Desde hace unas semanas colaboro cada miércoles en el programa Todo por hacer, de Radio Televisión Española, un espacio donde hablamos de sexualidad y relaciones. Y, coincidiendo con el Día Mundial de la Salud Mental, tocamos un tema que me preocupa: cómo la salud mental influye en la forma en que vivimos la sexualidad, especialmente en los jóvenes.
Hablamos de de cómo la adolescencia se está convirtiendo en una etapa no sólo de muchos cambios, si no también de mucha presión y autoexigencia. Muchos jóvenes viven con miedo a no ser suficientes y esto les causa ansiedad, inseguridad y desconexión con su cuerpo.
Una generación presionada
Según UNICEF España, el 41% de los adolescentes dice haber tenido un problema de salud mental en el último año. Lo grave es que más de la mitad no pidió ayuda. si a eso le sumamos que España lidera el consumo de ansiolíticos entre jóvenes de 25 a 29 años (casi el 60% los toma)… ¡esto es una locura!

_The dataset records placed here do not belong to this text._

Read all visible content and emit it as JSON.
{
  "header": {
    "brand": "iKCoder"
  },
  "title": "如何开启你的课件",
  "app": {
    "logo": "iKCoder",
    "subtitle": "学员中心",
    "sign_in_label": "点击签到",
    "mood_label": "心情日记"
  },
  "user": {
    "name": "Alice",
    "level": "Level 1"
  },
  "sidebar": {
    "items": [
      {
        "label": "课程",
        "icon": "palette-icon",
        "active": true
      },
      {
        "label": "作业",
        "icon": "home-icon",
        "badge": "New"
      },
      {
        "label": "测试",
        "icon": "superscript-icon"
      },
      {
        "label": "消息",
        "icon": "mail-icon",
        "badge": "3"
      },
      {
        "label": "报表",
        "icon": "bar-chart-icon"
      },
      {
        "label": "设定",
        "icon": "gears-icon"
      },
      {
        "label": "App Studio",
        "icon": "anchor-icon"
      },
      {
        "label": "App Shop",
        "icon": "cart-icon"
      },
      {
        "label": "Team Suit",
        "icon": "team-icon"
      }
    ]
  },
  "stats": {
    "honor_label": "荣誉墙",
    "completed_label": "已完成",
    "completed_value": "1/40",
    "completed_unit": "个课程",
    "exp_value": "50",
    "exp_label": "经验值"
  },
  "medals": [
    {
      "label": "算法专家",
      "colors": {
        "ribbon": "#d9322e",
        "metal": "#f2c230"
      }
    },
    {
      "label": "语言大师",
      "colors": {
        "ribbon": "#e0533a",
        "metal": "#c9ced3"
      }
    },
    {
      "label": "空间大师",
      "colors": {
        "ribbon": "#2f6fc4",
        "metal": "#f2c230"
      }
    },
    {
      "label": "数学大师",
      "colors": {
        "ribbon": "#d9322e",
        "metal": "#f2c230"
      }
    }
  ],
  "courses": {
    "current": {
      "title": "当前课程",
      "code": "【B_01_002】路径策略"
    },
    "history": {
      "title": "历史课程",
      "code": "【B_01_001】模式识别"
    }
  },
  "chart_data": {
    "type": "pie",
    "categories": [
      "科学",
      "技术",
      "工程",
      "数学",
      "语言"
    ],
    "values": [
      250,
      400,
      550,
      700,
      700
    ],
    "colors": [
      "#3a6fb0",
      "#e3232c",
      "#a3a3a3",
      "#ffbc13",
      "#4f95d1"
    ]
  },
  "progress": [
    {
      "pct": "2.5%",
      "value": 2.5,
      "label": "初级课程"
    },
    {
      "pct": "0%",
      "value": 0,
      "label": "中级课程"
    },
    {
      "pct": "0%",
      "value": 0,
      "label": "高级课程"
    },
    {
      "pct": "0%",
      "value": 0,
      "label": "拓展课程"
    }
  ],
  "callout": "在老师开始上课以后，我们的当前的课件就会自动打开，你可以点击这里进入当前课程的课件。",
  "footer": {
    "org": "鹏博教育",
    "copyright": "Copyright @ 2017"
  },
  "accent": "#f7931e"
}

¿Y esto que significa? que nos encontramos cada vez más, jóvenes agotados, inseguros y desconectados de su cuerpo. Con una autoexigencia brutal, miedos, comparaciones y mucha presión por rendir.
Las redes sociales y la autoestima
Esto es un temazo, porque el impacto negativo de las redes sociales en la autoestima es una realidad. Antes nos comparábamos con las revistas o la tele. Ahora lo hacemos con Instagram, TikTok o las fotos retocadas con IA. Cuerpos perfectos, rutinas imposibles… y la sensación constante de no llegar nunca.
Cuando entra la exigencia, el disfrute sale por la ventana. Y eso me parece tristísimo porque el placer empieza en aceptarse y no en encajar.

La pornografía y la falsa idea del sexo “real”
Otro punto clave fue el consumo de pornografía En España, la edad media de inicio de consumo ronda los ocho años. ¡Ocho!. Y aquí el problema está en es que se ha convertido en la única “educación sexual” que reciben. Y claro, creen que lo que ven es real.
La consecuencia; llegan a su primera experiencia y no encaja con ese guion de película: ni duran tanto, ni hacen esas posturas, ni sienten lo que se supone que deberían sentir. Resultado: frustración, ansiedad y miedo a fallar.
Ansiedad y rendimiento
Lo más alarmante es ver a chicos muy jóvenes usando viagra o derivados “por si acaso”. Y esto es real. Casi una de cada cuatro viagras en España la consumen hombres entre 16 y 30 años. Muchos sin necesidad médica, solo por miedo a no cumplir.
Y claro, esto está generando dependencia: cuanto más la usan, menos confían en su cuerpo.
El sexo deja de ser placer para convertirse en un examen que tienen que aprobar y con nota. Y cuando el cuerpo está ansioso, ya te digo que no responde.
Cuidar la mente también es cuidar el deseo
Si hay algo que quiero que te lleves de este post es que para reconectar contigo y con tu placer tienes que empezar por escuchar a tu cuerpo: si está cansado o ansioso, lo que necesita es pausa, no exigencia. Dormir, descansar, desconectarte y dejar de compararte también son formas de trabajar tu deseo.
El sexo no es rendimiento, es conexión, y hablar de lo que te pasa —incluso con ayuda profesional — puede ayudarte. Si sientes que la ansiedad o el estrés te están pasando factura, te animo a buscar ayuda, mi equipo y yo estaremos encantadas de ayudarte aquí
La salud mental y la sexualidad están más unidas de lo que pensamos.